Introduction: Hypogonadotropic hypogonadism is frequently observed in morbidly obese men, due to aromatase-dependent conversion of androgens to estrogens in adipocytes. The clinical impact of this sex hormone imbalance is not known.
Aim: To evaluate the clinical effects of aromatase inhibition in obesity-related hypogonadotropic hypogonadism.
Methods: Double-blind, placebo-controlled trial for 6 months in severely obese men (BMI > 35 kg/m2) with obesity-related hypogonadism (serum total testosterone < 10 nmol/l). Predefined drug regimen: Starting dose 1 tablet/week, subsequent dose escalation up to a maximum of 7 tablets/week or until a serum total testosterone of 20 nmol/l.

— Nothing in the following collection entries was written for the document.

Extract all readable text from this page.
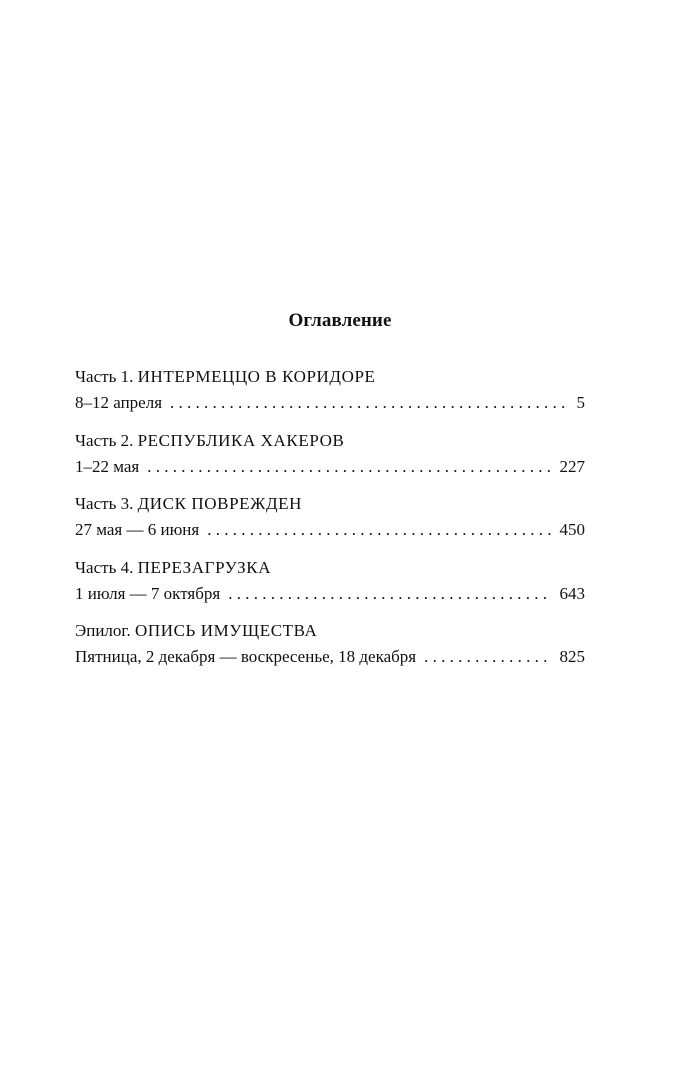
Оглавление
Часть 1. ИНТЕРМЕЦЦО В КОРИДОРЕ
8–12 апреля . . .	5
Часть 2. РЕСПУБЛИКА ХАКЕРОВ
1–22 мая . . .	227
Часть 3. ДИСК ПОВРЕЖДЕН
27 мая — 6 июня . . .	450
Часть 4. ПЕРЕЗАГРУЗКА
1 июля — 7 октября . . .	643
Эпилог. ОПИСЬ ИМУЩЕСТВА
Пятница, 2 декабря — воскресенье, 18 декабря . . .	825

Results: So far, 16 patients have completed the study, 8 on letrozole (mean dose: 2 tablets/week) and eight receiving placebo (mean dose: 7 tablets/week). Both groups were well matched for all study parameters. Age (mean±S.E.M.) 40.6±1.6 years, BMI 43.5±1.3 kg/m2, serum LH 3.6±0.4 U/l, total testosterone 7.2±0.4 nmol/l, free testosterone 214.5±14 pmol/l, total estradiol 127.5±11.7 pmol/l. Six months of Letrozole treatment decreased serum estradiol by 53.3±20.5 pmol/l (P<0.05) and increased serum LH by 6.4±1.6 U/l (P<0.005). Total testosterone rose by 12.8±1.2 nmol/l (P<0.0001), and free testosterone by 412±52 pmol/l (P<0.0001), whereas placebo treatment had no statistically significant effects. Placebo-subtracted changes in body weight and abdominal circumference were −7 kg (P<0.02) and −5.2 cm (P<0.005), respectively. Glucose metabolism, lipid profiles, bone density, and physical exercise capacity did not change. Psychological testing did not reveal any changes during treatment.
Conclusion: Short-term, low dose aromatase inhibition in obesity-related hypogonadotropic hypogonadism normalizes serum testosterone and has beneficial effects on body composition.